From over the weekend...
According to Nightly Business Report, in Anacostia DC, nearly one of every seven loans is subprime loan. You can watch the video clip under tonight's (Friday) program. Maybe this shouldn't come as a surprise, given the fact that the low to moderate income and minorities borrowers are not on lenders' "A" category list. Not only that these folks probably might have also been targeted for predatory lending. It's double whammy for them!
What is a subprime loan? Via Washington Post.
A subprime loan is generally made to persons who cannot qualify for a traditional mortgage. According to a recent study issued by the Federal Reserve Board, "The subprime category of residential mortgages includes loans made to borrowers that displayed one or more of the following characteristics at the time of loan origination: weakened credit histories stemming from payment delinquencies, charge-offs, judgments or bankruptcies; reduced repayment capacity as measured by credit scores or debt-to-income ratios, and incomplete credit histories."
If more subprime borrowers are forced to go foreclosure routes -- it's going to affect D.C. government tax base. Because every one of the borrowers contributes to DC's tax coffer.
The trouble does not only hit the District, but also spills over across the river to Fairfax County. According to Urban Land Institute, via Examiner, "Fairfax county had the second-highest number of subprime mortgages in 2004."
Urban Institute Senior Research Associate Peter Tatian said in more affluent communities like Fairfax, homeowners overextend themselves by using subprime mortgages to borrow against the value of their house for renovations, or to upgrade to bigger homes.
“Many folks are relying on subprime loan refinancing,” he said. “It wasn’t a good option to begin with, but it was some way to raise money.”
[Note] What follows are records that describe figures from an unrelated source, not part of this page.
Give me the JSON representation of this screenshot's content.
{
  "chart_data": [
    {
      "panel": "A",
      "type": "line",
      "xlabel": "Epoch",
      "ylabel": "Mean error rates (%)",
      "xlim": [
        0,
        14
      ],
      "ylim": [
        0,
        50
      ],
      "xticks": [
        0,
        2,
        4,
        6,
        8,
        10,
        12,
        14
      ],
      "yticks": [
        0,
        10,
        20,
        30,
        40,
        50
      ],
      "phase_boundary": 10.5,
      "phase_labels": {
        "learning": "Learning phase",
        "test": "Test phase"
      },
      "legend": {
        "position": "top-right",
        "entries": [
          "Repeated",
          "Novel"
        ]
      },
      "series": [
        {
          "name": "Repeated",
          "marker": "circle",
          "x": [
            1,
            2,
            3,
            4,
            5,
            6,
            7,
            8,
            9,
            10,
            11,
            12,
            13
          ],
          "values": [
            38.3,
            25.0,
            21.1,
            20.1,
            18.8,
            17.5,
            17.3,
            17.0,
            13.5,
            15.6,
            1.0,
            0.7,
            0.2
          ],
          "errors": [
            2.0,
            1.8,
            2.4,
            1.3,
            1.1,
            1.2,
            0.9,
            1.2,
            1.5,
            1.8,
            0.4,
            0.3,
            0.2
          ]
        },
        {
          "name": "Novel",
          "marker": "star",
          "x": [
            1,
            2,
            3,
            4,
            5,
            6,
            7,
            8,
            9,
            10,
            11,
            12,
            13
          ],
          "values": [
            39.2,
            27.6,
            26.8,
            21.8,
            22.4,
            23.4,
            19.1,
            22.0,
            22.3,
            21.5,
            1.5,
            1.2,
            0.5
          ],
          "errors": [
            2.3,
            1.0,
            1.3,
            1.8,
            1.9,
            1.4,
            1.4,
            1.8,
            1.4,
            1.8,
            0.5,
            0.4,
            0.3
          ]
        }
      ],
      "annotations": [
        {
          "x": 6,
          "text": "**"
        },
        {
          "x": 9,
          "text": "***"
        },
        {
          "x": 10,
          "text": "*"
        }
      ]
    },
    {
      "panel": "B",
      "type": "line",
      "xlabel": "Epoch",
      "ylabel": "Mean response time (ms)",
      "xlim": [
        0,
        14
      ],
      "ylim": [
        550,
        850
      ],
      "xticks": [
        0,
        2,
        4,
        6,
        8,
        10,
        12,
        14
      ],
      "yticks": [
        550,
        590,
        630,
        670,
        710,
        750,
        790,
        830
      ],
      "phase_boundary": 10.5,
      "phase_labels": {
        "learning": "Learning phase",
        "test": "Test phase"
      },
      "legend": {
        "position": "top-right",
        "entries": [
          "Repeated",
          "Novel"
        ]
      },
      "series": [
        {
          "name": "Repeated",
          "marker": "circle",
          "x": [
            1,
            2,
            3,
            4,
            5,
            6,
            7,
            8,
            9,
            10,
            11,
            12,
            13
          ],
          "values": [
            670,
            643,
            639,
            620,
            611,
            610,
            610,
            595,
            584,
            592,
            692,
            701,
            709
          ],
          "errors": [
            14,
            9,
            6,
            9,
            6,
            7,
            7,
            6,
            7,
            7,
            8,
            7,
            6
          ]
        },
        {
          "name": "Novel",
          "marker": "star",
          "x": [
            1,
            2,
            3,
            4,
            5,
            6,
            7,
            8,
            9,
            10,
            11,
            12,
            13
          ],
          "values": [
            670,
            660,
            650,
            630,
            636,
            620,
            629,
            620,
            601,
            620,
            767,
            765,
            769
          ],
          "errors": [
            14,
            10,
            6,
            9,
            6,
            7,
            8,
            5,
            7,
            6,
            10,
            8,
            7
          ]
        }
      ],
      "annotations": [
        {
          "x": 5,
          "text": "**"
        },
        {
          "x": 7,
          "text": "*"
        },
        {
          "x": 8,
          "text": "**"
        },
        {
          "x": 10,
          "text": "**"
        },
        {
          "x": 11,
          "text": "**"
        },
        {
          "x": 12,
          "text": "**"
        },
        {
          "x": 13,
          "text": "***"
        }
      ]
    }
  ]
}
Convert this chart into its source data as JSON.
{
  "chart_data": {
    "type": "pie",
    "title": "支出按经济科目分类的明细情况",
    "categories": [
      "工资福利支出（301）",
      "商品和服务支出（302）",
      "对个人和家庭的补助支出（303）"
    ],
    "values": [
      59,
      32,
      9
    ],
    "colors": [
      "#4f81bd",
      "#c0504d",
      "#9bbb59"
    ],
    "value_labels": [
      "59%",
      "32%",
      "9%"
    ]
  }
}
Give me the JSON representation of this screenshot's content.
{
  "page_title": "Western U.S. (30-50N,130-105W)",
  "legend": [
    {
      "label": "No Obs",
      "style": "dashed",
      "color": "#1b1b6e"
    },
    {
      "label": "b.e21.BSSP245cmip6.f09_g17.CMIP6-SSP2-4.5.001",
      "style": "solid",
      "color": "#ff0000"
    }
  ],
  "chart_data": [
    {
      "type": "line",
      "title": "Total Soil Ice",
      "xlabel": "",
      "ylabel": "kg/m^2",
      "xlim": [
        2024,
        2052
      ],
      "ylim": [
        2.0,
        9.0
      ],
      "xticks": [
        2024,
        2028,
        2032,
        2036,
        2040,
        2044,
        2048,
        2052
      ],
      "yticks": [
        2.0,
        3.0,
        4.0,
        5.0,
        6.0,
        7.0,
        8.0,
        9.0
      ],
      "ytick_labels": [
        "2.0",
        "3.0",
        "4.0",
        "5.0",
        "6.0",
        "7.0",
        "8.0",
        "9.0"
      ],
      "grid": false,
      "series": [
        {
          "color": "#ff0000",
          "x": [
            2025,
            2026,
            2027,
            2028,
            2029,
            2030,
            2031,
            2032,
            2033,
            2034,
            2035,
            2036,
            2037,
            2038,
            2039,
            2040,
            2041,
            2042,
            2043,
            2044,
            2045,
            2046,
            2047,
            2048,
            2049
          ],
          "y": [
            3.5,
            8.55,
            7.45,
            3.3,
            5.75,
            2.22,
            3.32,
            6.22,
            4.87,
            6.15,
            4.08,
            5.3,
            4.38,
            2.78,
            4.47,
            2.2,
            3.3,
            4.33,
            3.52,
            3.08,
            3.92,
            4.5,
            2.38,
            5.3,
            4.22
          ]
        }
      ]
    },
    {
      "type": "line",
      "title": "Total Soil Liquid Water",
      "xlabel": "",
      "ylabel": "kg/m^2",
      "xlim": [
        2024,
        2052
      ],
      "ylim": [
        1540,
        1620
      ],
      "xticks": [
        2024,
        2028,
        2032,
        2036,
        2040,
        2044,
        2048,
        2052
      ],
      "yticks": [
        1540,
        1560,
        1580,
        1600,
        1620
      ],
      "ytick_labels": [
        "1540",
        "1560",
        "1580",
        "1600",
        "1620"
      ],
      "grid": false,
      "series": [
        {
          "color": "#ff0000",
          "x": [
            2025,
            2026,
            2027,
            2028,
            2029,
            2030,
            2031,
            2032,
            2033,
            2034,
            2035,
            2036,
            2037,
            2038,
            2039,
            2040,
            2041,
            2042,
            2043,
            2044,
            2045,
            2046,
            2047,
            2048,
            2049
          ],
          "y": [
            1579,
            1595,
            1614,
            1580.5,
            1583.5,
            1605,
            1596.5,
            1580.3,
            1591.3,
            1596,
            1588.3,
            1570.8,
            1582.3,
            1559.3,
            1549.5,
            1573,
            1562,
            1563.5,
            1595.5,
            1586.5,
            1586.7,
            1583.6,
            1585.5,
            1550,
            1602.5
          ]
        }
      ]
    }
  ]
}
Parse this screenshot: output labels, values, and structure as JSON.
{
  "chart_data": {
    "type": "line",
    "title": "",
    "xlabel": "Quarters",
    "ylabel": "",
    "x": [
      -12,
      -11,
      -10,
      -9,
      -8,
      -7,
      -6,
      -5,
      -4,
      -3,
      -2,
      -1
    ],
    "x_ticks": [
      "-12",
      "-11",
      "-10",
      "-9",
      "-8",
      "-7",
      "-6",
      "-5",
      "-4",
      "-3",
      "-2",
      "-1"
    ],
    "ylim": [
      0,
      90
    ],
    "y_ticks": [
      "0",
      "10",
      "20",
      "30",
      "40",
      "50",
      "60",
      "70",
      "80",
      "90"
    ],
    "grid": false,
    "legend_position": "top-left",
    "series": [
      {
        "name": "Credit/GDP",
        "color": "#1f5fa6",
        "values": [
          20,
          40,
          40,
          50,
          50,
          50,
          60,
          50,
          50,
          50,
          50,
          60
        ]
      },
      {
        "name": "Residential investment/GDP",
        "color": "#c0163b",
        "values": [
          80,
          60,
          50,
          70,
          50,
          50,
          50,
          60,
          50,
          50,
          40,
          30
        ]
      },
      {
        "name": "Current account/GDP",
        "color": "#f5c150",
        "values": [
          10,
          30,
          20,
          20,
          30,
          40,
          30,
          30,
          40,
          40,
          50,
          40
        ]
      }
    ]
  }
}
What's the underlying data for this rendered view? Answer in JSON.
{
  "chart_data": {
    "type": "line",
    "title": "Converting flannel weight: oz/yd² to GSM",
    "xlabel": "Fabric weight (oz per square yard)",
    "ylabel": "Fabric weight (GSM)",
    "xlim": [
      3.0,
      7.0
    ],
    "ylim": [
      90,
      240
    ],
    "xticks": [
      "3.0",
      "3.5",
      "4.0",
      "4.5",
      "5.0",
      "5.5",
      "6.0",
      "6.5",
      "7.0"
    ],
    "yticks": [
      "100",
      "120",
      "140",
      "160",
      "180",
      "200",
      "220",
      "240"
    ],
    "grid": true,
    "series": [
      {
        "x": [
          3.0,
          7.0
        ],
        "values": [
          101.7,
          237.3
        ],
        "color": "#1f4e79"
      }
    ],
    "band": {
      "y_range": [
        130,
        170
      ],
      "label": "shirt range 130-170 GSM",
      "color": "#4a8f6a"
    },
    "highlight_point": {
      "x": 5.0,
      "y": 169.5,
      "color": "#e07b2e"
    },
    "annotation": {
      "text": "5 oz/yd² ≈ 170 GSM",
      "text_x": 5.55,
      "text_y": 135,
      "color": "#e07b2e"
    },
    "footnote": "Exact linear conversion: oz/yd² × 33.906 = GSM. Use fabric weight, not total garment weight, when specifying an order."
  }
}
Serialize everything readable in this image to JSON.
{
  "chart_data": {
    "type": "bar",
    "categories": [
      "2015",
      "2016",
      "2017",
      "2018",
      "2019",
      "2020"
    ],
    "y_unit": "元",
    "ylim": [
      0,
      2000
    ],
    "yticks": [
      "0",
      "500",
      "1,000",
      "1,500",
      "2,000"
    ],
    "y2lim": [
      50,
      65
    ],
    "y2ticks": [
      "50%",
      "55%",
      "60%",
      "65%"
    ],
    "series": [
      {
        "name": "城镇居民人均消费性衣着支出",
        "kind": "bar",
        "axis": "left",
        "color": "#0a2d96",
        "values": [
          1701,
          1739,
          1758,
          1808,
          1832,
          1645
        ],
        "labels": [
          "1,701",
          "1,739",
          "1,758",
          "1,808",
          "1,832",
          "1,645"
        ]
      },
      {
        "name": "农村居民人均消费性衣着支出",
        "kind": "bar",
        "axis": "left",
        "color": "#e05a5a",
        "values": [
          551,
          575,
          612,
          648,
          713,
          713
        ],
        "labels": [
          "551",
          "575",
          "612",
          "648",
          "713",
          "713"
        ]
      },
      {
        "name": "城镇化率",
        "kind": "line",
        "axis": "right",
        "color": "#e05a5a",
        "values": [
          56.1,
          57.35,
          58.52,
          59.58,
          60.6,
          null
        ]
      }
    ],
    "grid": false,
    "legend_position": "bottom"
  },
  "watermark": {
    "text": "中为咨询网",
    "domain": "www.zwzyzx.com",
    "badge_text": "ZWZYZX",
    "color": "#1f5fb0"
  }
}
Prince Georges county, is another county that might have problems with subprime loans. As they say, you ain't see nothing yet. The trouble with the loans, may also affects the financial services industry. Via The Ground Floor.
As the saga unfolds, its impact grows. Take a look at today's articles in the financial press where they discuss the number of money market mutual funds which had invested in securitizations containing sub-prime loans as a way of juicing up their meager yields.